GenLine and GenForm: Two Tools for Interacting with Generative Language Models in a Code Editor
📺 Presentation | 📄 Paper
Problem: The paper tackles the problem of authoring generative language macros (“genmacros”) to guide a large language model for the purpose of generating source code from a natural language description of programming intent.
Solution: The authors proposed two GUI tools for this task: 1) GenLine, which “allows users to pass inline requests to a genmacro using a double-bracket notion (e.g., “[[html: Make an OK button]]”); and 2) GenForm: a form-based UI.
My thought bubble:
- What I found really cool was that GenLine allows the user to wrap regular source code within natural language macros (see the image above). The system then replaces the macro with generated source code but preserving the wrapping relationship.
- The macro in GenLine appears to be ephemeral. The user cannot revisit a macro after it’s been replaced by the source code it generates. This workflow is very different from macros in static metaprogramming, where the macros are often persistent and get checked into version control. The generated code is more often to be ephemeral.

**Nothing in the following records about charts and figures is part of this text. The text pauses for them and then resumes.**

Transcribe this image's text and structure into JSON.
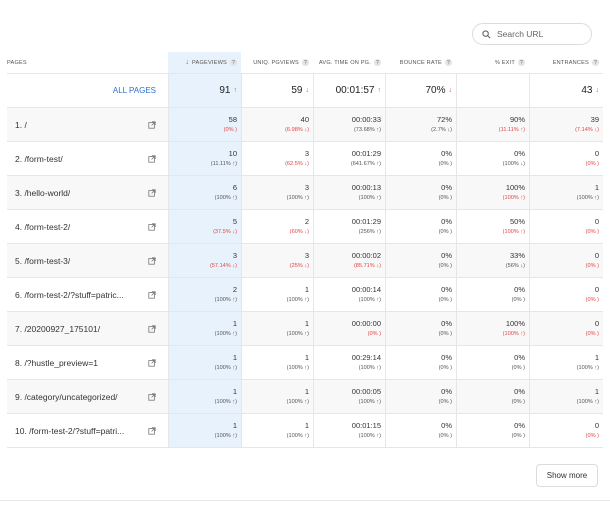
{
  "search": {
    "placeholder": "Search URL"
  },
  "headers": {
    "pages": "Pages",
    "pageviews": "Pageviews",
    "uniq_pageviews": "Uniq. Pgviews",
    "avg_time": "Avg. Time on pg.",
    "bounce_rate": "Bounce Rate",
    "exit": "% Exit",
    "entrances": "Entrances"
  },
  "all_pages": {
    "label": "ALL PAGES",
    "pageviews": "91",
    "pageviews_trend": "up",
    "uniq": "59",
    "uniq_trend": "down",
    "avg_time": "00:01:57",
    "avg_time_trend": "up",
    "bounce": "70%",
    "bounce_trend": "down",
    "exit": "",
    "entrances": "43",
    "entrances_trend": "down"
  },
  "rows": [
    {
      "page": "1. /",
      "pv": "58",
      "pv_d": "(0% )",
      "pv_t": "down",
      "up": "40",
      "up_d": "(6.98% ↓)",
      "up_t": "down",
      "t": "00:00:33",
      "t_d": "(73.68% ↑)",
      "t_t": "neu",
      "b": "72%",
      "b_d": "(2.7% ↓)",
      "b_t": "neu",
      "e": "90%",
      "e_d": "(11.11% ↑)",
      "e_t": "down",
      "en": "39",
      "en_d": "(7.14% ↓)",
      "en_t": "down"
    },
    {
      "page": "2. /form-test/",
      "pv": "10",
      "pv_d": "(11.11% ↑)",
      "pv_t": "neu",
      "up": "3",
      "up_d": "(62.5% ↓)",
      "up_t": "down",
      "t": "00:01:29",
      "t_d": "(641.67% ↑)",
      "t_t": "neu",
      "b": "0%",
      "b_d": "(0% )",
      "b_t": "neu",
      "e": "0%",
      "e_d": "(100% ↓)",
      "e_t": "neu",
      "en": "0",
      "en_d": "(0% )",
      "en_t": "down"
    },
    {
      "page": "3. /hello-world/",
      "pv": "6",
      "pv_d": "(100% ↑)",
      "pv_t": "neu",
      "up": "3",
      "up_d": "(100% ↑)",
      "up_t": "neu",
      "t": "00:00:13",
      "t_d": "(100% ↑)",
      "t_t": "neu",
      "b": "0%",
      "b_d": "(0% )",
      "b_t": "neu",
      "e": "100%",
      "e_d": "(100% ↑)",
      "e_t": "down",
      "en": "1",
      "en_d": "(100% ↑)",
      "en_t": "neu"
    },
    {
      "page": "4. /form-test-2/",
      "pv": "5",
      "pv_d": "(37.5% ↓)",
      "pv_t": "down",
      "up": "2",
      "up_d": "(60% ↓)",
      "up_t": "down",
      "t": "00:01:29",
      "t_d": "(256% ↑)",
      "t_t": "neu",
      "b": "0%",
      "b_d": "(0% )",
      "b_t": "neu",
      "e": "50%",
      "e_d": "(100% ↑)",
      "e_t": "down",
      "en": "0",
      "en_d": "(0% )",
      "en_t": "down"
    },
    {
      "page": "5. /form-test-3/",
      "pv": "3",
      "pv_d": "(57.14% ↓)",
      "pv_t": "down",
      "up": "3",
      "up_d": "(25% ↓)",
      "up_t": "down",
      "t": "00:00:02",
      "t_d": "(85.71% ↓)",
      "t_t": "down",
      "b": "0%",
      "b_d": "(0% )",
      "b_t": "neu",
      "e": "33%",
      "e_d": "(56% ↓)",
      "e_t": "neu",
      "en": "0",
      "en_d": "(0% )",
      "en_t": "down"
    },
    {
      "page": "6. /form-test-2/?stuff=patric...",
      "pv": "2",
      "pv_d": "(100% ↑)",
      "pv_t": "neu",
      "up": "1",
      "up_d": "(100% ↑)",
      "up_t": "neu",
      "t": "00:00:14",
      "t_d": "(100% ↑)",
      "t_t": "neu",
      "b": "0%",
      "b_d": "(0% )",
      "b_t": "neu",
      "e": "0%",
      "e_d": "(0% )",
      "e_t": "neu",
      "en": "0",
      "en_d": "(0% )",
      "en_t": "down"
    },
    {
      "page": "7. /20200927_175101/",
      "pv": "1",
      "pv_d": "(100% ↑)",
      "pv_t": "neu",
      "up": "1",
      "up_d": "(100% ↑)",
      "up_t": "neu",
      "t": "00:00:00",
      "t_d": "(0% )",
      "t_t": "down",
      "b": "0%",
      "b_d": "(0% )",
      "b_t": "neu",
      "e": "100%",
      "e_d": "(100% ↑)",
      "e_t": "down",
      "en": "0",
      "en_d": "(0% )",
      "en_t": "down"
    },
    {
      "page": "8. /?hustle_preview=1",
      "pv": "1",
      "pv_d": "(100% ↑)",
      "pv_t": "neu",
      "up": "1",
      "up_d": "(100% ↑)",
      "up_t": "neu",
      "t": "00:29:14",
      "t_d": "(100% ↑)",
      "t_t": "neu",
      "b": "0%",
      "b_d": "(0% )",
      "b_t": "neu",
      "e": "0%",
      "e_d": "(0% )",
      "e_t": "neu",
      "en": "1",
      "en_d": "(100% ↑)",
      "en_t": "neu"
    },
    {
      "page": "9. /category/uncategorized/",
      "pv": "1",
      "pv_d": "(100% ↑)",
      "pv_t": "neu",
      "up": "1",
      "up_d": "(100% ↑)",
      "up_t": "neu",
      "t": "00:00:05",
      "t_d": "(100% ↑)",
      "t_t": "neu",
      "b": "0%",
      "b_d": "(0% )",
      "b_t": "neu",
      "e": "0%",
      "e_d": "(0% )",
      "e_t": "neu",
      "en": "1",
      "en_d": "(100% ↑)",
      "en_t": "neu"
    },
    {
      "page": "10. /form-test-2/?stuff=patri...",
      "pv": "1",
      "pv_d": "(100% ↑)",
      "pv_t": "neu",
      "up": "1",
      "up_d": "(100% ↑)",
      "up_t": "neu",
      "t": "00:01:15",
      "t_d": "(100% ↑)",
      "t_t": "neu",
      "b": "0%",
      "b_d": "(0% )",
      "b_t": "neu",
      "e": "0%",
      "e_d": "(0% )",
      "e_t": "neu",
      "en": "0",
      "en_d": "(0% )",
      "en_t": "down"
    }
  ],
  "show_more_label": "Show more",
  "colors": {
    "accent": "#2f6fd1",
    "sorted_bg": "#e8f2fc",
    "down": "#e14545",
    "up": "#2fa84f"
  }
}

Idyll Studio: A Structured Editor for Authoring Interactive & Data-Driven Articles
📺 Presentation | 📄 Paper
Problem: “Interactive articles are an effective medium of communication in education, journalism, and scientific publishing, yet are created using complex general-purpose programming tools.”
Solution: The authors “present Idyll Studio, a structured editor for authoring and publishing interactive and data-driven articles”
Key ideas:
- Structured editing: instead of modifying a program directly, all edits are done through the affordances in the GUI (e.g., insertion points) to ensure every change is syntactically valid.

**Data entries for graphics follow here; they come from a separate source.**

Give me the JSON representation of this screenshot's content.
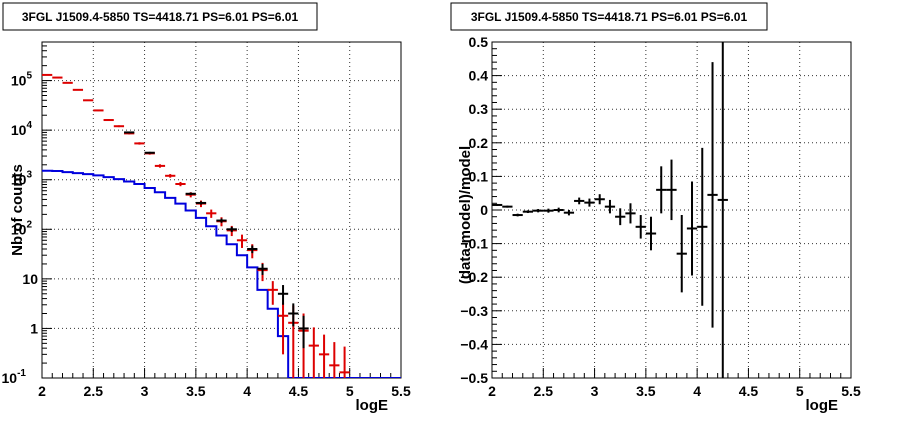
{
  "chart_data": [
    {
      "type": "scatter",
      "title": "3FGL J1509.4-5850 TS=4418.71 PS=6.01 PS=6.01",
      "xlabel": "logE",
      "ylabel": "Nb of counts",
      "xlim": [
        2,
        5.5
      ],
      "ylim": [
        0.1,
        600000
      ],
      "yscale": "log",
      "grid": true,
      "x_ticks": [
        "2",
        "2.5",
        "3",
        "3.5",
        "4",
        "4.5",
        "5",
        "5.5"
      ],
      "y_ticks": [
        {
          "value": 0.1,
          "label": "10",
          "exp": "-1"
        },
        {
          "value": 1,
          "label": "1",
          "exp": ""
        },
        {
          "value": 10,
          "label": "10",
          "exp": ""
        },
        {
          "value": 100,
          "label": "10",
          "exp": "2"
        },
        {
          "value": 1000,
          "label": "10",
          "exp": "3"
        },
        {
          "value": 10000,
          "label": "10",
          "exp": "4"
        },
        {
          "value": 100000,
          "label": "10",
          "exp": "5"
        }
      ],
      "series": [
        {
          "kind": "step",
          "color": "#0000dd",
          "bin_width": 0.1,
          "x": [
            2.05,
            2.15,
            2.25,
            2.35,
            2.45,
            2.55,
            2.65,
            2.75,
            2.85,
            2.95,
            3.05,
            3.15,
            3.25,
            3.35,
            3.45,
            3.55,
            3.65,
            3.75,
            3.85,
            3.95,
            4.05,
            4.15,
            4.25,
            4.35,
            4.45,
            4.55,
            4.65,
            4.75,
            4.85,
            4.95,
            5.05,
            5.15,
            5.25,
            5.35,
            5.45
          ],
          "y": [
            1520,
            1500,
            1420,
            1360,
            1300,
            1220,
            1130,
            1030,
            920,
            820,
            680,
            560,
            430,
            330,
            240,
            170,
            115,
            75,
            50,
            30,
            17,
            6,
            2.5,
            0.7,
            0.1,
            0.1,
            0.1,
            0.1,
            0.1,
            0.1,
            0.1,
            0.1,
            0.1,
            0.1,
            0.1
          ]
        },
        {
          "kind": "errorbar",
          "color": "#dd0000",
          "x": [
            2.05,
            2.15,
            2.25,
            2.35,
            2.45,
            2.55,
            2.65,
            2.75,
            2.85,
            2.95,
            3.05,
            3.15,
            3.25,
            3.35,
            3.45,
            3.55,
            3.65,
            3.75,
            3.85,
            3.95,
            4.05,
            4.15,
            4.25,
            4.35,
            4.45,
            4.55,
            4.65,
            4.75,
            4.85,
            4.95
          ],
          "y": [
            130000,
            115000,
            90000,
            65000,
            40000,
            25000,
            16000,
            12000,
            8600,
            5400,
            3400,
            1900,
            1200,
            820,
            500,
            330,
            210,
            145,
            95,
            60,
            38,
            15,
            6,
            1.8,
            1.3,
            0.9,
            0.45,
            0.3,
            0.18,
            0.13
          ],
          "yerr_low": [
            3000,
            2500,
            2000,
            1500,
            1200,
            900,
            700,
            500,
            400,
            300,
            200,
            150,
            100,
            80,
            60,
            50,
            40,
            30,
            22,
            18,
            12,
            6,
            3,
            1.5,
            1.2,
            0.85,
            0.35,
            0.2,
            0.08,
            0.03
          ],
          "yerr_high": [
            3000,
            2500,
            2000,
            1500,
            1200,
            900,
            700,
            500,
            400,
            300,
            200,
            150,
            100,
            80,
            60,
            50,
            40,
            30,
            22,
            18,
            12,
            6,
            3,
            1.5,
            1.6,
            1.1,
            0.6,
            0.45,
            0.35,
            0.3
          ]
        },
        {
          "kind": "errorbar",
          "color": "#000000",
          "x": [
            2.85,
            3.05,
            3.45,
            3.55,
            3.75,
            3.85,
            4.05,
            4.15,
            4.35,
            4.45,
            4.55
          ],
          "y": [
            9000,
            3500,
            520,
            340,
            150,
            100,
            40,
            16,
            5,
            2,
            1
          ],
          "yerr_low": [
            300,
            150,
            30,
            25,
            15,
            12,
            7,
            4,
            2,
            0.9,
            0.6
          ],
          "yerr_high": [
            300,
            150,
            30,
            25,
            15,
            12,
            7,
            4,
            2.5,
            1.2,
            0.8
          ]
        }
      ]
    },
    {
      "type": "scatter",
      "title": "3FGL J1509.4-5850 TS=4418.71 PS=6.01 PS=6.01",
      "xlabel": "logE",
      "ylabel": "(data-model)/model",
      "xlim": [
        2,
        5.5
      ],
      "ylim": [
        -0.5,
        0.5
      ],
      "grid": true,
      "x_ticks": [
        "2",
        "2.5",
        "3",
        "3.5",
        "4",
        "4.5",
        "5",
        "5.5"
      ],
      "y_ticks": [
        {
          "value": -0.5,
          "label": "−0.5"
        },
        {
          "value": -0.4,
          "label": "−0.4"
        },
        {
          "value": -0.3,
          "label": "−0.3"
        },
        {
          "value": -0.2,
          "label": "−0.2"
        },
        {
          "value": -0.1,
          "label": "−0.1"
        },
        {
          "value": 0,
          "label": "0"
        },
        {
          "value": 0.1,
          "label": "0.1"
        },
        {
          "value": 0.2,
          "label": "0.2"
        },
        {
          "value": 0.3,
          "label": "0.3"
        },
        {
          "value": 0.4,
          "label": "0.4"
        },
        {
          "value": 0.5,
          "label": "0.5"
        }
      ],
      "series": [
        {
          "kind": "errorbar",
          "color": "#000000",
          "bin_width": 0.1,
          "x": [
            2.05,
            2.15,
            2.25,
            2.35,
            2.45,
            2.55,
            2.65,
            2.75,
            2.85,
            2.95,
            3.05,
            3.15,
            3.25,
            3.35,
            3.45,
            3.55,
            3.65,
            3.75,
            3.85,
            3.95,
            4.05,
            4.15,
            4.25
          ],
          "y": [
            0.015,
            0.01,
            -0.015,
            -0.005,
            -0.002,
            -0.002,
            0.0,
            -0.008,
            0.027,
            0.022,
            0.032,
            0.01,
            -0.02,
            -0.01,
            -0.05,
            -0.07,
            0.06,
            0.06,
            -0.13,
            -0.055,
            -0.05,
            0.045,
            0.03
          ],
          "yerr": [
            0.003,
            0.003,
            0.004,
            0.004,
            0.005,
            0.006,
            0.007,
            0.008,
            0.01,
            0.012,
            0.015,
            0.02,
            0.025,
            0.03,
            0.035,
            0.05,
            0.07,
            0.09,
            0.115,
            0.14,
            0.235,
            0.395,
            0.7
          ]
        }
      ]
    }
  ]
}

- Domain-specific programming model: the tool is designed around four core concepts specific for producing interactive documents: components, text, state, and styles.
My thought bubble:
- Interactive documents represent increasingly blurring boundaries across documents, applications, and datasets. How should UI toolkit developers prepare for these kinds of mashed-up experiences?
- The tool reminds me of Webstrates, a more general tool for mashing up different kinds of media into interactive documents.
Rapido: Prototyping Interactive AR Experiences through Programming by Demonstration
📺 Presentation | 📄 Paper
Problem: Creating fully interactive mobile AR prototypes is hard.
Solution: The authors present “Rapido, a novel early-stage prototyping tool to create fully interactive mobile AR prototypes from non-interactive video prototypes using Programming by Demonstration (PoD).”
Key idea: Rapido infers an initial state machine from the metadata captured in the process of creating a video prototype. It then allows the designer to test, refine, and tweak the interaction rules.
My thought bubble:
- Rapido’s design leverages the workflow of creating video prototypes, which is already familiar to AR designers and then gently introduces them to a form of action trigger programming.
- In the context of conventional GUI programming, the PoD technique used in this tool could potentially be useful for authoring app navigation and animation.
Other programming-related papers
There are a few other papers about programming at UIST 2021, but I took less notes for them. Nonetheless, I list them below for completeness:
- Marcelle: Composing Interactive Machine Learning Workflows and Interfaces (📺 Presentation, 📄 Paper)
- Situated Live Programming for Human-Robot Collaboration (📺 Presentation, 📄 Paper)
- ETNA: Harvesting Action Graphs from Websites (📺 Presentation, 📄 Paper)
- Shapir: Standardizing and Democratizing Access to Web APIs (📺 Presentation, 📄 Paper)
- Assuage: Assembly Synthesis Using A Guided Exploration (📺 Presentation, 📄 Paper)
Final thoughts
The virtual conference experience has come a long way since the start of the pandemic. Attending UIST 2021 from my desk was a fun, engaging, and adequately social experience. Was it as good as an in-person conference? No, but I hope some of the best aspects of virtual conferences, such as convenience and low cost, can continue as many events start going back to their “normal” setups in the near future.